Arttırılmış bir nabız, çoğu zaman olduğu gibi, genellikle basit yollarla ilgilenen kişi tarafından düzenlenebilir. Stresli durumlar tetiklendi. Bu bağlamda, rahatlamak ve günlük durumlardan stresi atmak yardımcı olur. Sayısız Rahatlama teknikleri, Nasıl meditasyon, yoga kadar ilerleyici kas gevşemesi veya otojenik eğitim yardım edebilir. Artan nabız da geçilebilir çoklu derin inhalasyonlar ve ekshalasyonlar düzenler. Orada nikotin ve kafein Kalp atışı ve tansiyon yükselirse, yüksek nabzı düşürmek için ikisinden de vazgeçmek faydalı olacaktır.

İyi huylu yükselmeler ilaçla tedavi edilebilir. Burada oyna İlaç tedavisi kalp atışını yavaşlatan bir rol Kalsiyum kanal blokerleri veya Beta blokerleri. Buna karşı artan tromboz riski atriyal fibrilasyon ile Antikoagülanlar (Kumarinlar) çalıştı. Artan nabzın psikolojik nedenleri varsa Sakinleştirici Yardım.

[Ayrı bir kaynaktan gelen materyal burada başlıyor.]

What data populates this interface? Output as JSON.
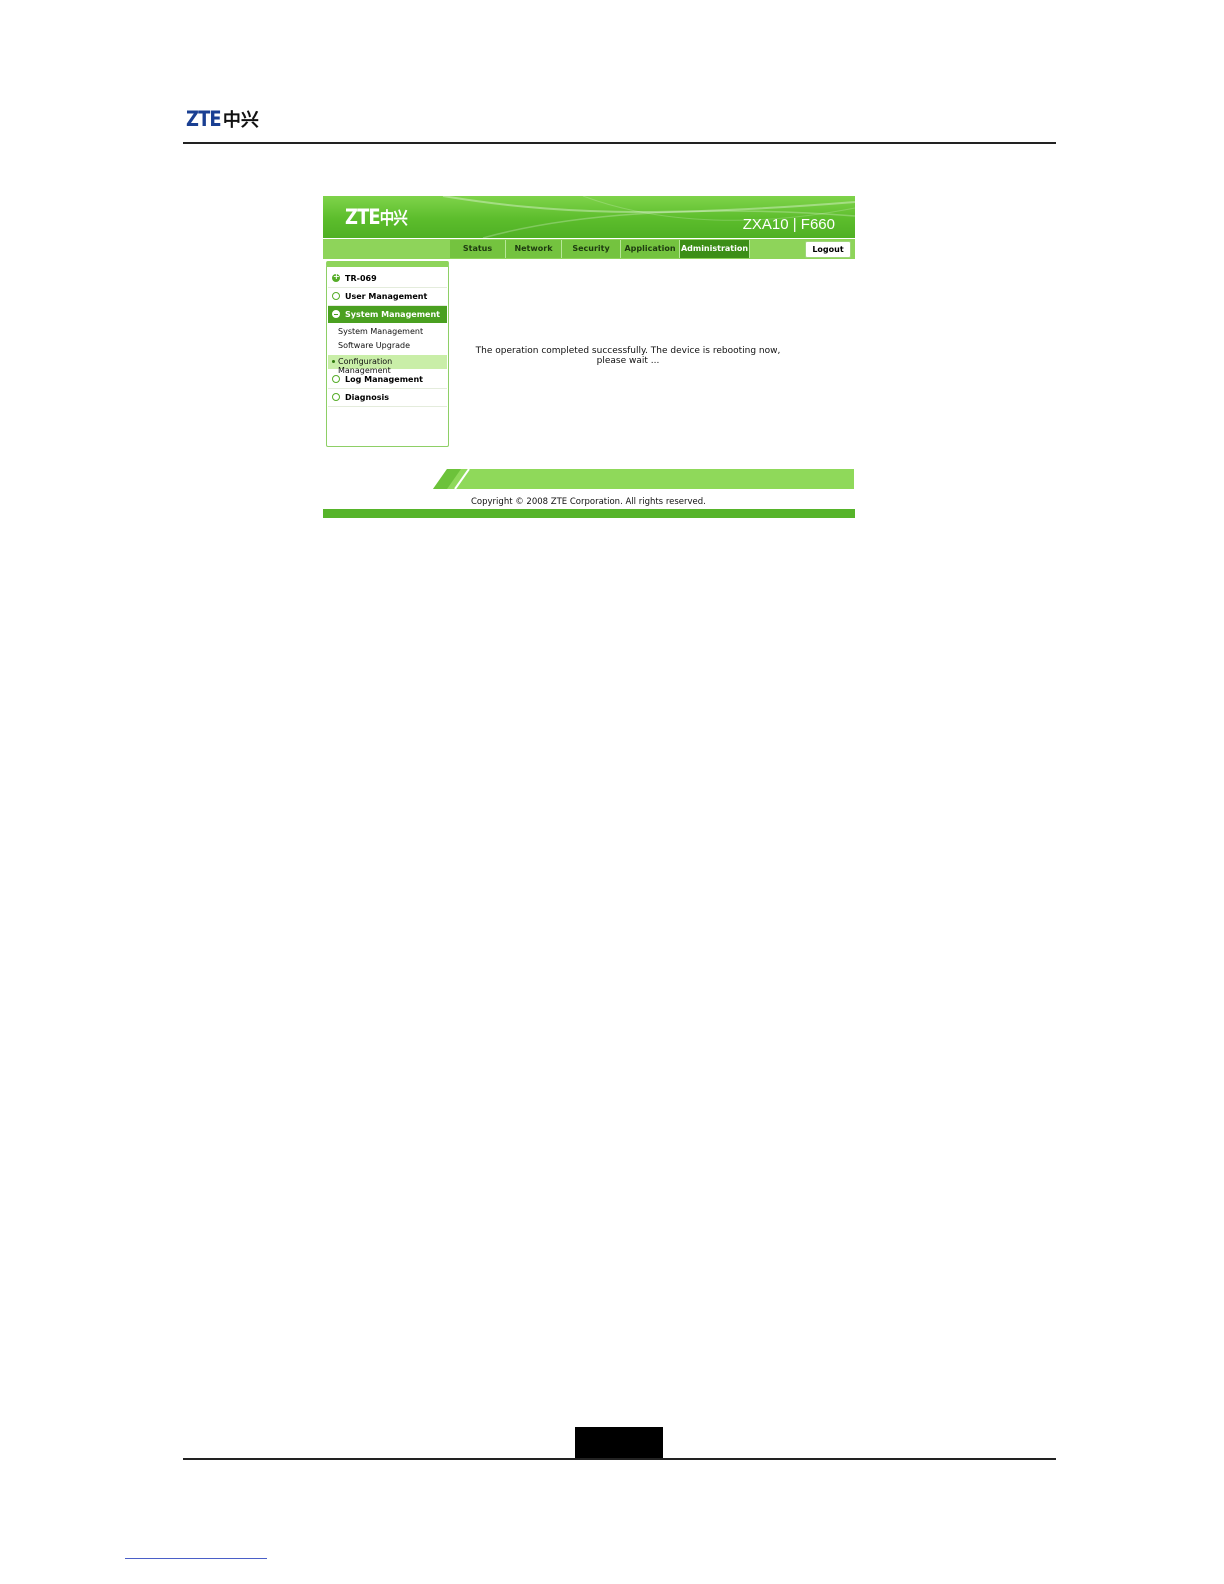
{
  "document": {
    "logo_latin": "ZTE",
    "logo_cjk": "中兴"
  },
  "screenshot": {
    "brand_latin": "ZTE",
    "brand_cjk": "中兴",
    "model": "ZXA10 | F660",
    "colors": {
      "accent": "#56b42a",
      "active_tab": "#3c8f17",
      "logo_blue": "#1a3f92"
    },
    "nav": {
      "tabs": [
        {
          "label": "Status"
        },
        {
          "label": "Network"
        },
        {
          "label": "Security"
        },
        {
          "label": "Application"
        },
        {
          "label": "Administration",
          "active": true
        }
      ],
      "logout_label": "Logout"
    },
    "sidebar": {
      "items": [
        {
          "label": "TR-069",
          "icon": "expand-plus-icon"
        },
        {
          "label": "User Management",
          "icon": "circle-icon"
        },
        {
          "label": "System Management",
          "icon": "collapse-minus-icon",
          "open": true
        }
      ],
      "subitems": [
        {
          "label": "System Management"
        },
        {
          "label": "Software Upgrade"
        },
        {
          "label": "Configuration Management",
          "selected": true
        }
      ],
      "items_after": [
        {
          "label": "Log Management",
          "icon": "circle-icon"
        },
        {
          "label": "Diagnosis",
          "icon": "circle-icon"
        }
      ]
    },
    "message_line1": "The operation completed successfully. The device is rebooting now,",
    "message_line2": "please wait ...",
    "copyright": "Copyright © 2008 ZTE Corporation. All rights reserved."
  }
}
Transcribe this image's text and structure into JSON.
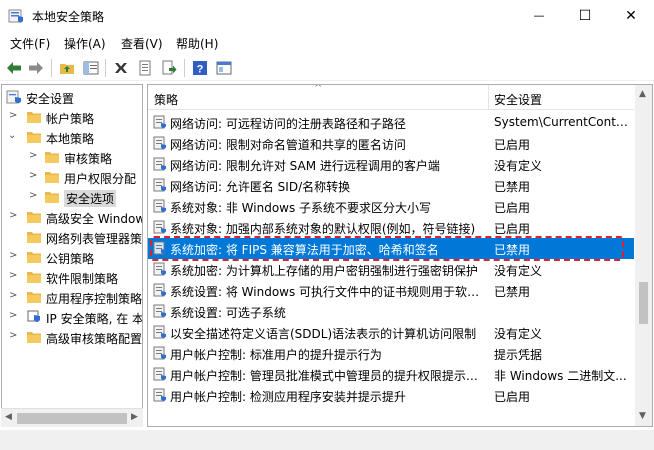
{
  "window": {
    "title": "本地安全策略",
    "minimize": "—",
    "maximize": "☐",
    "close": "✕"
  },
  "menu": [
    "文件(F)",
    "操作(A)",
    "查看(V)",
    "帮助(H)"
  ],
  "toolbar": [
    {
      "name": "back-icon"
    },
    {
      "name": "forward-icon"
    },
    {
      "name": "up-folder-icon"
    },
    {
      "name": "show-tree-icon"
    },
    {
      "name": "delete-icon"
    },
    {
      "name": "properties-icon"
    },
    {
      "name": "export-icon"
    },
    {
      "name": "help-icon"
    },
    {
      "name": "console-icon"
    }
  ],
  "tree": {
    "root": "安全设置",
    "items": [
      {
        "label": "帐户策略",
        "expanded": false
      },
      {
        "label": "本地策略",
        "expanded": true
      },
      {
        "label": "审核策略"
      },
      {
        "label": "用户权限分配"
      },
      {
        "label": "安全选项",
        "selected": true
      },
      {
        "label": "高级安全 Windows"
      },
      {
        "label": "网络列表管理器策略"
      },
      {
        "label": "公钥策略"
      },
      {
        "label": "软件限制策略"
      },
      {
        "label": "应用程序控制策略"
      },
      {
        "label": "IP 安全策略, 在 本"
      },
      {
        "label": "高级审核策略配置"
      }
    ]
  },
  "list": {
    "columns": {
      "policy": "策略",
      "setting": "安全设置"
    },
    "rows": [
      {
        "policy": "网络访问: 可远程访问的注册表路径和子路径",
        "setting": "System\\CurrentContro..."
      },
      {
        "policy": "网络访问: 限制对命名管道和共享的匿名访问",
        "setting": "已启用"
      },
      {
        "policy": "网络访问: 限制允许对 SAM 进行远程调用的客户端",
        "setting": "没有定义"
      },
      {
        "policy": "网络访问: 允许匿名 SID/名称转换",
        "setting": "已禁用"
      },
      {
        "policy": "系统对象: 非 Windows 子系统不要求区分大小写",
        "setting": "已启用"
      },
      {
        "policy": "系统对象: 加强内部系统对象的默认权限(例如，符号链接)",
        "setting": "已启用"
      },
      {
        "policy": "系统加密: 将 FIPS 兼容算法用于加密、哈希和签名",
        "setting": "已禁用",
        "selected": true
      },
      {
        "policy": "系统加密: 为计算机上存储的用户密钥强制进行强密钥保护",
        "setting": "没有定义"
      },
      {
        "policy": "系统设置: 将 Windows 可执行文件中的证书规则用于软件...",
        "setting": "已禁用"
      },
      {
        "policy": "系统设置: 可选子系统",
        "setting": ""
      },
      {
        "policy": "以安全描述符定义语言(SDDL)语法表示的计算机访问限制",
        "setting": "没有定义"
      },
      {
        "policy": "用户帐户控制: 标准用户的提升提示行为",
        "setting": "提示凭据"
      },
      {
        "policy": "用户帐户控制: 管理员批准模式中管理员的提升权限提示的...",
        "setting": "非 Windows 二进制文..."
      },
      {
        "policy": "用户帐户控制: 检测应用程序安装并提示提升",
        "setting": "已启用"
      }
    ]
  },
  "colors": {
    "selection": "#0078d7",
    "highlight": "#e0202a",
    "folder": "#e8b84a"
  }
}
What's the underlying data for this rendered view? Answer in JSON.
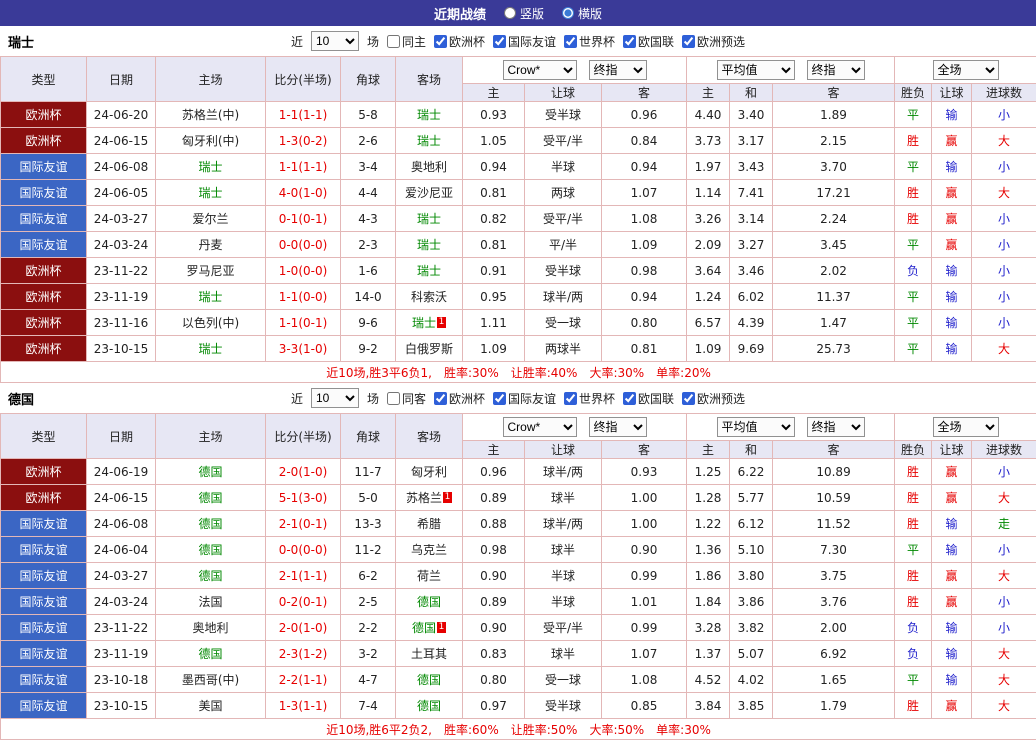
{
  "topbar": {
    "title": "近期战绩",
    "options": [
      {
        "label": "竖版",
        "selected": false
      },
      {
        "label": "横版",
        "selected": true
      }
    ]
  },
  "table_headers": {
    "type": "类型",
    "date": "日期",
    "home": "主场",
    "score": "比分(半场)",
    "corner": "角球",
    "away": "客场",
    "asia_selects": [
      "Crow*",
      "终指"
    ],
    "euro_selects": [
      "平均值",
      "终指"
    ],
    "scope_select": "全场",
    "sub_headers": [
      "主",
      "让球",
      "客",
      "主",
      "和",
      "客",
      "胜负",
      "让球",
      "进球数"
    ]
  },
  "colors": {
    "topbar_bg": "#3a3a98",
    "header_bg": "#e7e7f4",
    "border": "#e3b7b7",
    "type_badge": {
      "欧洲杯": "#8b0f0f",
      "国际友谊": "#3b66c4"
    },
    "result": {
      "胜": "#e60000",
      "赢": "#e60000",
      "大": "#e60000",
      "平": "#008800",
      "走": "#008800",
      "负": "#2222cc",
      "输": "#2222cc",
      "小": "#2222cc"
    }
  },
  "sections": [
    {
      "team": "瑞士",
      "filter": {
        "near_label": "近",
        "count": "10",
        "matches_label": "场",
        "same_venue": {
          "label": "同主",
          "checked": false
        },
        "competitions": [
          {
            "label": "欧洲杯",
            "checked": true
          },
          {
            "label": "国际友谊",
            "checked": true
          },
          {
            "label": "世界杯",
            "checked": true
          },
          {
            "label": "欧国联",
            "checked": true
          },
          {
            "label": "欧洲预选",
            "checked": true
          }
        ]
      },
      "rows": [
        {
          "type": "欧洲杯",
          "date": "24-06-20",
          "home": "苏格兰(中)",
          "home_self": false,
          "score": "1-1(1-1)",
          "corner": "5-8",
          "away": "瑞士",
          "away_self": true,
          "asia": [
            "0.93",
            "受半球",
            "0.96"
          ],
          "euro": [
            "4.40",
            "3.40",
            "1.89"
          ],
          "results": [
            "平",
            "输",
            "小"
          ]
        },
        {
          "type": "欧洲杯",
          "date": "24-06-15",
          "home": "匈牙利(中)",
          "home_self": false,
          "score": "1-3(0-2)",
          "corner": "2-6",
          "away": "瑞士",
          "away_self": true,
          "asia": [
            "1.05",
            "受平/半",
            "0.84"
          ],
          "euro": [
            "3.73",
            "3.17",
            "2.15"
          ],
          "results": [
            "胜",
            "赢",
            "大"
          ]
        },
        {
          "type": "国际友谊",
          "date": "24-06-08",
          "home": "瑞士",
          "home_self": true,
          "score": "1-1(1-1)",
          "corner": "3-4",
          "away": "奥地利",
          "away_self": false,
          "asia": [
            "0.94",
            "半球",
            "0.94"
          ],
          "euro": [
            "1.97",
            "3.43",
            "3.70"
          ],
          "results": [
            "平",
            "输",
            "小"
          ]
        },
        {
          "type": "国际友谊",
          "date": "24-06-05",
          "home": "瑞士",
          "home_self": true,
          "score": "4-0(1-0)",
          "corner": "4-4",
          "away": "爱沙尼亚",
          "away_self": false,
          "asia": [
            "0.81",
            "两球",
            "1.07"
          ],
          "euro": [
            "1.14",
            "7.41",
            "17.21"
          ],
          "results": [
            "胜",
            "赢",
            "大"
          ]
        },
        {
          "type": "国际友谊",
          "date": "24-03-27",
          "home": "爱尔兰",
          "home_self": false,
          "score": "0-1(0-1)",
          "corner": "4-3",
          "away": "瑞士",
          "away_self": true,
          "asia": [
            "0.82",
            "受平/半",
            "1.08"
          ],
          "euro": [
            "3.26",
            "3.14",
            "2.24"
          ],
          "results": [
            "胜",
            "赢",
            "小"
          ]
        },
        {
          "type": "国际友谊",
          "date": "24-03-24",
          "home": "丹麦",
          "home_self": false,
          "score": "0-0(0-0)",
          "corner": "2-3",
          "away": "瑞士",
          "away_self": true,
          "asia": [
            "0.81",
            "平/半",
            "1.09"
          ],
          "euro": [
            "2.09",
            "3.27",
            "3.45"
          ],
          "results": [
            "平",
            "赢",
            "小"
          ]
        },
        {
          "type": "欧洲杯",
          "date": "23-11-22",
          "home": "罗马尼亚",
          "home_self": false,
          "score": "1-0(0-0)",
          "corner": "1-6",
          "away": "瑞士",
          "away_self": true,
          "asia": [
            "0.91",
            "受半球",
            "0.98"
          ],
          "euro": [
            "3.64",
            "3.46",
            "2.02"
          ],
          "results": [
            "负",
            "输",
            "小"
          ]
        },
        {
          "type": "欧洲杯",
          "date": "23-11-19",
          "home": "瑞士",
          "home_self": true,
          "score": "1-1(0-0)",
          "corner": "14-0",
          "away": "科索沃",
          "away_self": false,
          "asia": [
            "0.95",
            "球半/两",
            "0.94"
          ],
          "euro": [
            "1.24",
            "6.02",
            "11.37"
          ],
          "results": [
            "平",
            "输",
            "小"
          ]
        },
        {
          "type": "欧洲杯",
          "date": "23-11-16",
          "home": "以色列(中)",
          "home_self": false,
          "score": "1-1(0-1)",
          "corner": "9-6",
          "away": "瑞士",
          "away_self": true,
          "away_card": "1",
          "asia": [
            "1.11",
            "受一球",
            "0.80"
          ],
          "euro": [
            "6.57",
            "4.39",
            "1.47"
          ],
          "results": [
            "平",
            "输",
            "小"
          ]
        },
        {
          "type": "欧洲杯",
          "date": "23-10-15",
          "home": "瑞士",
          "home_self": true,
          "score": "3-3(1-0)",
          "corner": "9-2",
          "away": "白俄罗斯",
          "away_self": false,
          "asia": [
            "1.09",
            "两球半",
            "0.81"
          ],
          "euro": [
            "1.09",
            "9.69",
            "25.73"
          ],
          "results": [
            "平",
            "输",
            "大"
          ]
        }
      ],
      "footer": {
        "prefix": "近10场,胜3平6负1,",
        "stats": [
          "胜率:30%",
          "让胜率:40%",
          "大率:30%",
          "单率:20%"
        ]
      }
    },
    {
      "team": "德国",
      "filter": {
        "near_label": "近",
        "count": "10",
        "matches_label": "场",
        "same_venue": {
          "label": "同客",
          "checked": false
        },
        "competitions": [
          {
            "label": "欧洲杯",
            "checked": true
          },
          {
            "label": "国际友谊",
            "checked": true
          },
          {
            "label": "世界杯",
            "checked": true
          },
          {
            "label": "欧国联",
            "checked": true
          },
          {
            "label": "欧洲预选",
            "checked": true
          }
        ]
      },
      "rows": [
        {
          "type": "欧洲杯",
          "date": "24-06-19",
          "home": "德国",
          "home_self": true,
          "score": "2-0(1-0)",
          "corner": "11-7",
          "away": "匈牙利",
          "away_self": false,
          "asia": [
            "0.96",
            "球半/两",
            "0.93"
          ],
          "euro": [
            "1.25",
            "6.22",
            "10.89"
          ],
          "results": [
            "胜",
            "赢",
            "小"
          ]
        },
        {
          "type": "欧洲杯",
          "date": "24-06-15",
          "home": "德国",
          "home_self": true,
          "score": "5-1(3-0)",
          "corner": "5-0",
          "away": "苏格兰",
          "away_self": false,
          "away_card": "1",
          "asia": [
            "0.89",
            "球半",
            "1.00"
          ],
          "euro": [
            "1.28",
            "5.77",
            "10.59"
          ],
          "results": [
            "胜",
            "赢",
            "大"
          ]
        },
        {
          "type": "国际友谊",
          "date": "24-06-08",
          "home": "德国",
          "home_self": true,
          "score": "2-1(0-1)",
          "corner": "13-3",
          "away": "希腊",
          "away_self": false,
          "asia": [
            "0.88",
            "球半/两",
            "1.00"
          ],
          "euro": [
            "1.22",
            "6.12",
            "11.52"
          ],
          "results": [
            "胜",
            "输",
            "走"
          ]
        },
        {
          "type": "国际友谊",
          "date": "24-06-04",
          "home": "德国",
          "home_self": true,
          "score": "0-0(0-0)",
          "corner": "11-2",
          "away": "乌克兰",
          "away_self": false,
          "asia": [
            "0.98",
            "球半",
            "0.90"
          ],
          "euro": [
            "1.36",
            "5.10",
            "7.30"
          ],
          "results": [
            "平",
            "输",
            "小"
          ]
        },
        {
          "type": "国际友谊",
          "date": "24-03-27",
          "home": "德国",
          "home_self": true,
          "score": "2-1(1-1)",
          "corner": "6-2",
          "away": "荷兰",
          "away_self": false,
          "asia": [
            "0.90",
            "半球",
            "0.99"
          ],
          "euro": [
            "1.86",
            "3.80",
            "3.75"
          ],
          "results": [
            "胜",
            "赢",
            "大"
          ]
        },
        {
          "type": "国际友谊",
          "date": "24-03-24",
          "home": "法国",
          "home_self": false,
          "score": "0-2(0-1)",
          "corner": "2-5",
          "away": "德国",
          "away_self": true,
          "asia": [
            "0.89",
            "半球",
            "1.01"
          ],
          "euro": [
            "1.84",
            "3.86",
            "3.76"
          ],
          "results": [
            "胜",
            "赢",
            "小"
          ]
        },
        {
          "type": "国际友谊",
          "date": "23-11-22",
          "home": "奥地利",
          "home_self": false,
          "score": "2-0(1-0)",
          "corner": "2-2",
          "away": "德国",
          "away_self": true,
          "away_card": "1",
          "asia": [
            "0.90",
            "受平/半",
            "0.99"
          ],
          "euro": [
            "3.28",
            "3.82",
            "2.00"
          ],
          "results": [
            "负",
            "输",
            "小"
          ]
        },
        {
          "type": "国际友谊",
          "date": "23-11-19",
          "home": "德国",
          "home_self": true,
          "score": "2-3(1-2)",
          "corner": "3-2",
          "away": "土耳其",
          "away_self": false,
          "asia": [
            "0.83",
            "球半",
            "1.07"
          ],
          "euro": [
            "1.37",
            "5.07",
            "6.92"
          ],
          "results": [
            "负",
            "输",
            "大"
          ]
        },
        {
          "type": "国际友谊",
          "date": "23-10-18",
          "home": "墨西哥(中)",
          "home_self": false,
          "score": "2-2(1-1)",
          "corner": "4-7",
          "away": "德国",
          "away_self": true,
          "asia": [
            "0.80",
            "受一球",
            "1.08"
          ],
          "euro": [
            "4.52",
            "4.02",
            "1.65"
          ],
          "results": [
            "平",
            "输",
            "大"
          ]
        },
        {
          "type": "国际友谊",
          "date": "23-10-15",
          "home": "美国",
          "home_self": false,
          "score": "1-3(1-1)",
          "corner": "7-4",
          "away": "德国",
          "away_self": true,
          "asia": [
            "0.97",
            "受半球",
            "0.85"
          ],
          "euro": [
            "3.84",
            "3.85",
            "1.79"
          ],
          "results": [
            "胜",
            "赢",
            "大"
          ]
        }
      ],
      "footer": {
        "prefix": "近10场,胜6平2负2,",
        "stats": [
          "胜率:60%",
          "让胜率:50%",
          "大率:50%",
          "单率:30%"
        ]
      }
    }
  ]
}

Çok tehlikeli durumda Ventriküler fibrilasyon / flutter her durumda bir Defibrilasyon uyaranların hızlı iletimini durdurmak ve daha yavaş bir kalp atış hızının yeniden ortaya çıkmasına izin vermek için endikedir.
Genel olarak, kalp atış hızının artması, hastanın kendisi tarafından basit manevralarla ve ilaçla düzenlenebilir. Bu tedavi girişimleri cevap vermezse, bazı durumlarda cerrahi müdahaleler veya benzeri önlemler alınması gerekir.